Guy began to exclaim against any one's forgetting her, and also to

express his pleasure at finding her so glad to see him, when Maddy

interrupted him with, "Oh, it's not that; I've something to show you--

something which will make you very happy. I had a letter from Lucy

last night. When she is twenty-five she will be her own mistress, you

know, and she means to be married in spite of her mother--she says--let

me see--" and drawing from her bosom Lucy's letter, Maddy read,

"'I do not intend to fail in filial obedience, but I have tired dear

Guy's patience long enough, and as soon as I can I shall marry him.'

Isn't it nice?" and returning the letter to its hiding place, Maddy

scooped up in her hand and ate a quantity of the snow beside the path.

"Yes, it was very nice," Guy admitted, but there was a shadow on his

brow as he followed Maddy into the cottage, where the lunatic, who had

been watching them from the window, shook his head doubtfully and

said, "Too young, too young for you, young man. You can't have our

Sunshine if you want her."

"Hush, Uncle Joseph," Maddy whispered, softly, taking his arm and

laying it around her neck. "Mr. Remington don't want me. He is engaged

to a beautiful English girl across the sea."

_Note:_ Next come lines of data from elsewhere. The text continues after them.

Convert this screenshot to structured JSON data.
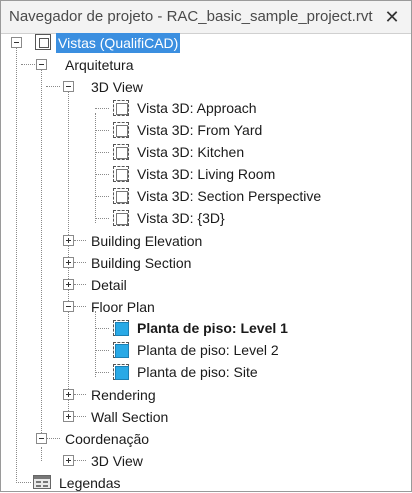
{
  "window": {
    "title": "Navegador de projeto - RAC_basic_sample_project.rvt",
    "close_glyph": "✕"
  },
  "tree": {
    "root": {
      "label": "Vistas (QualifiCAD)",
      "selected": true,
      "icon": "view-set-icon"
    },
    "arquitetura": {
      "label": "Arquitetura",
      "view3d": {
        "label": "3D View",
        "items": [
          "Vista 3D: Approach",
          "Vista 3D: From Yard",
          "Vista 3D: Kitchen",
          "Vista 3D: Living Room",
          "Vista 3D: Section Perspective",
          "Vista 3D: {3D}"
        ]
      },
      "building_elevation": "Building Elevation",
      "building_section": "Building Section",
      "detail": "Detail",
      "floor_plan": {
        "label": "Floor Plan",
        "items": [
          {
            "label": "Planta de piso: Level 1",
            "bold": true
          },
          {
            "label": "Planta de piso: Level 2",
            "bold": false
          },
          {
            "label": "Planta de piso: Site",
            "bold": false
          }
        ]
      },
      "rendering": "Rendering",
      "wall_section": "Wall Section"
    },
    "coordenacao": {
      "label": "Coordenação",
      "view3d": "3D View"
    },
    "legendas": "Legendas"
  },
  "colors": {
    "selection": "#3b8fe0",
    "plan_icon": "#29a9e6"
  }
}
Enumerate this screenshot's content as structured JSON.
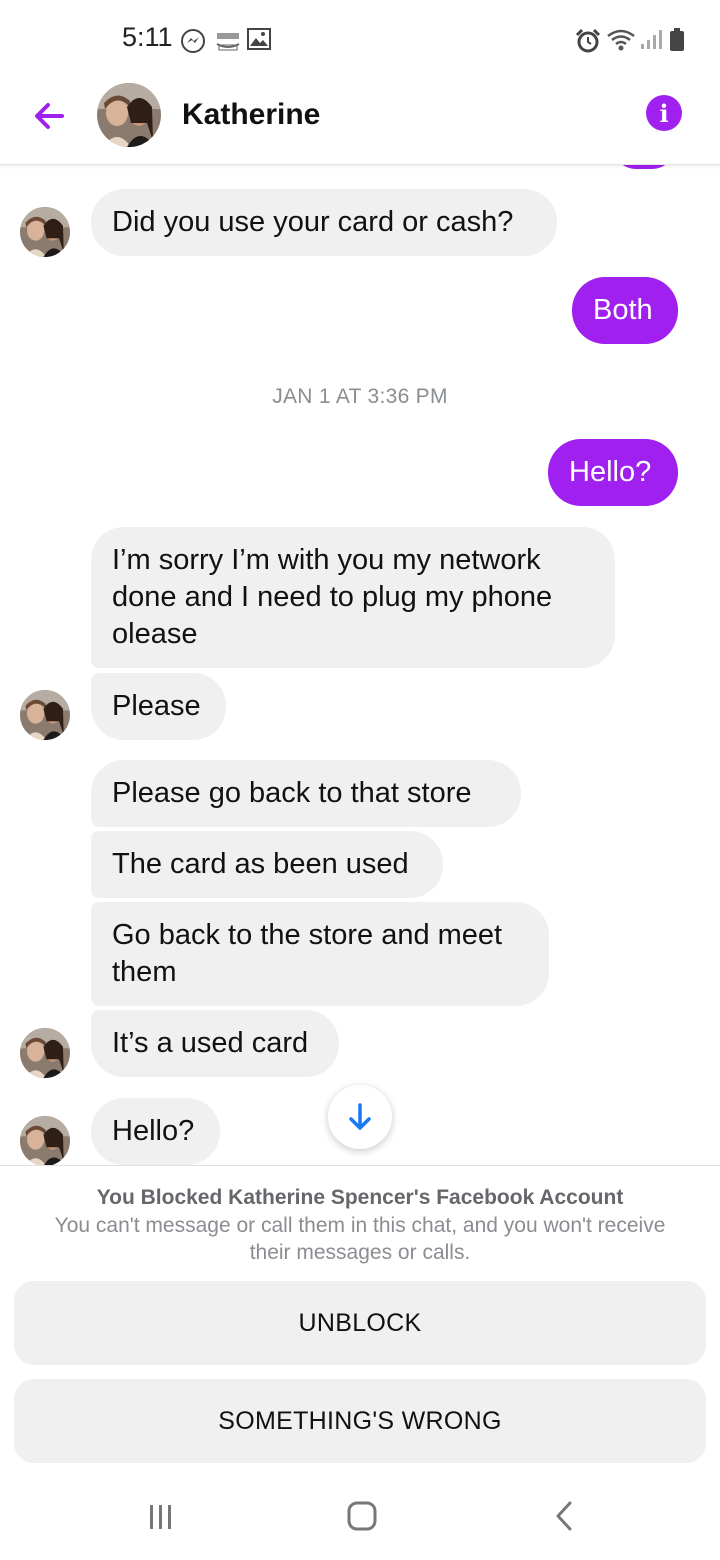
{
  "status_bar": {
    "time": "5:11",
    "left_icons": [
      "messenger-icon",
      "amazon-icon",
      "image-icon"
    ],
    "right_icons": [
      "alarm-icon",
      "wifi-icon",
      "signal-icon",
      "battery-icon"
    ]
  },
  "header": {
    "contact_name": "Katherine",
    "back_icon": "arrow-left-icon",
    "info_icon": "info-icon",
    "accent_color": "#a020f0"
  },
  "messages": [
    {
      "side": "in",
      "text": "Did you use your card or cash?",
      "avatar": true
    },
    {
      "side": "out",
      "text": "Both"
    },
    {
      "type": "timestamp",
      "text": "JAN 1 AT 3:36 PM"
    },
    {
      "side": "out",
      "text": "Hello?"
    },
    {
      "side": "in",
      "text": "I’m sorry I’m with you my network done and I need to plug my phone olease"
    },
    {
      "side": "in",
      "text": "Please",
      "avatar": true
    },
    {
      "side": "in",
      "text": "Please go back to that store"
    },
    {
      "side": "in",
      "text": "The card as been used"
    },
    {
      "side": "in",
      "text": "Go back to the store and meet them"
    },
    {
      "side": "in",
      "text": "It’s a used card",
      "avatar": true
    },
    {
      "side": "in",
      "text": "Hello?",
      "avatar": true
    }
  ],
  "blocked": {
    "title": "You Blocked Katherine Spencer's Facebook Account",
    "description": "You can't message or call them in this chat, and you won't receive their messages or calls.",
    "unblock_label": "UNBLOCK",
    "something_wrong_label": "SOMETHING'S WRONG"
  },
  "nav_bar": {
    "icons": [
      "recent-apps-icon",
      "home-icon",
      "back-icon"
    ]
  }
}
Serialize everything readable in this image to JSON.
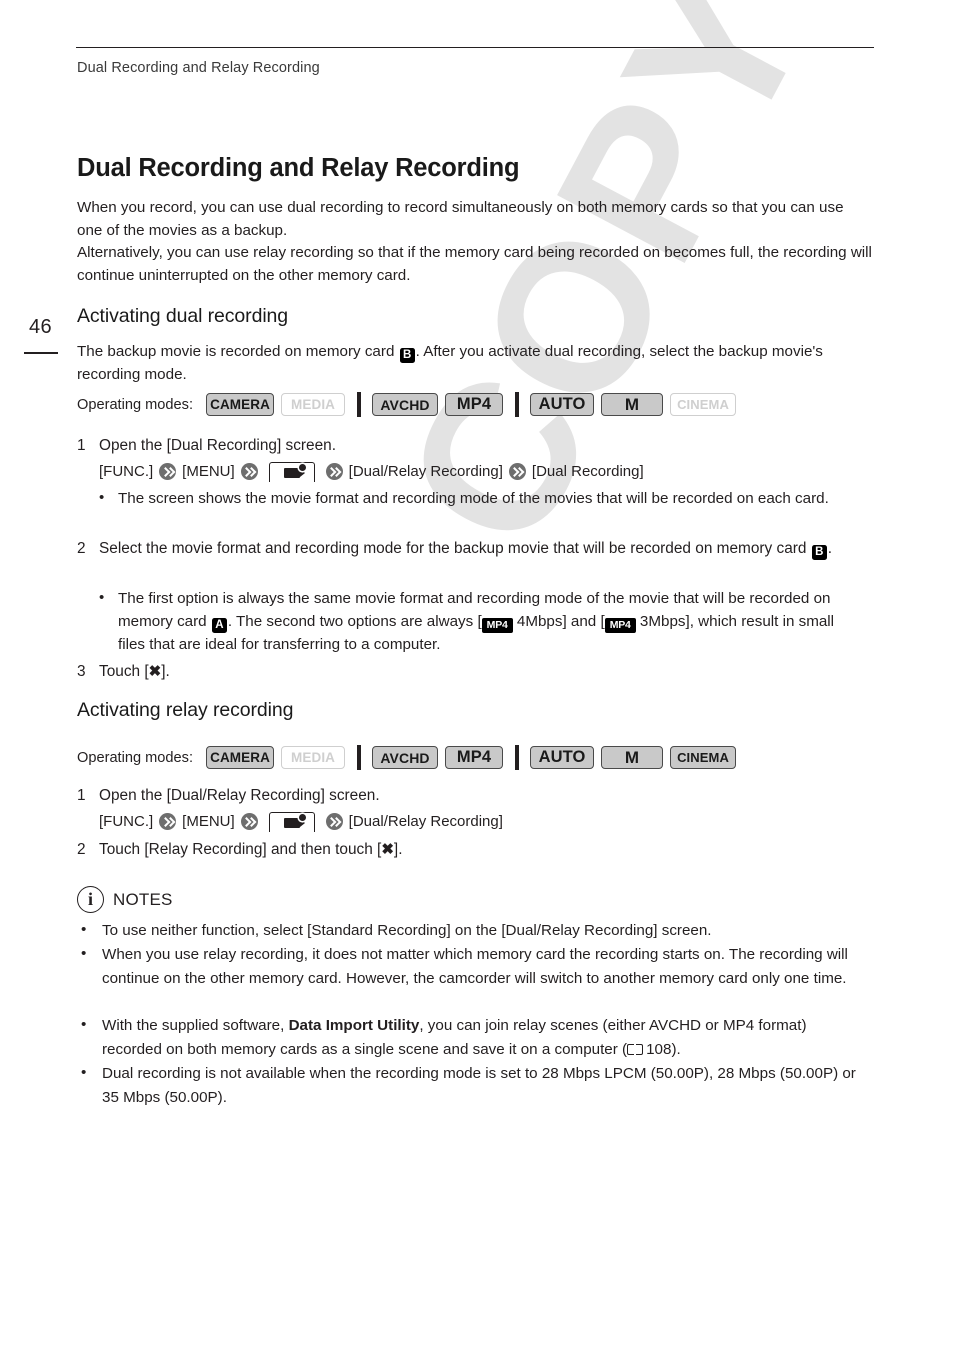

Low as Maddy's words were, Guy heard them, as well as the crazy man's

reply, "Engagements have been broken."

That was the first time the possibility had ever entered Guy's brain

that his engagement might be broken, provided he wished it, which he

did not, he said to himself positively. Lucy loved him, he loved Lucy,

and that was enough, so in a kind of abstracted manner arising from

the fact that he was calculating how long it would be before Lucy was

twenty-five, he began to talk with Maddy, asking how she had spent her

time, and so forth. This reminded Maddy of the doctor, who, she said,

had not been to see her at all.

"He was coming this morning," Guy rejoined, "but I persuaded him to

defer his call until you were at Aikenside. I have come to take you

back with me, as we are to have a party day after to-morrow evening,

and I wish you to be present."

A party, a big party, such as Maddy had never in her life attended!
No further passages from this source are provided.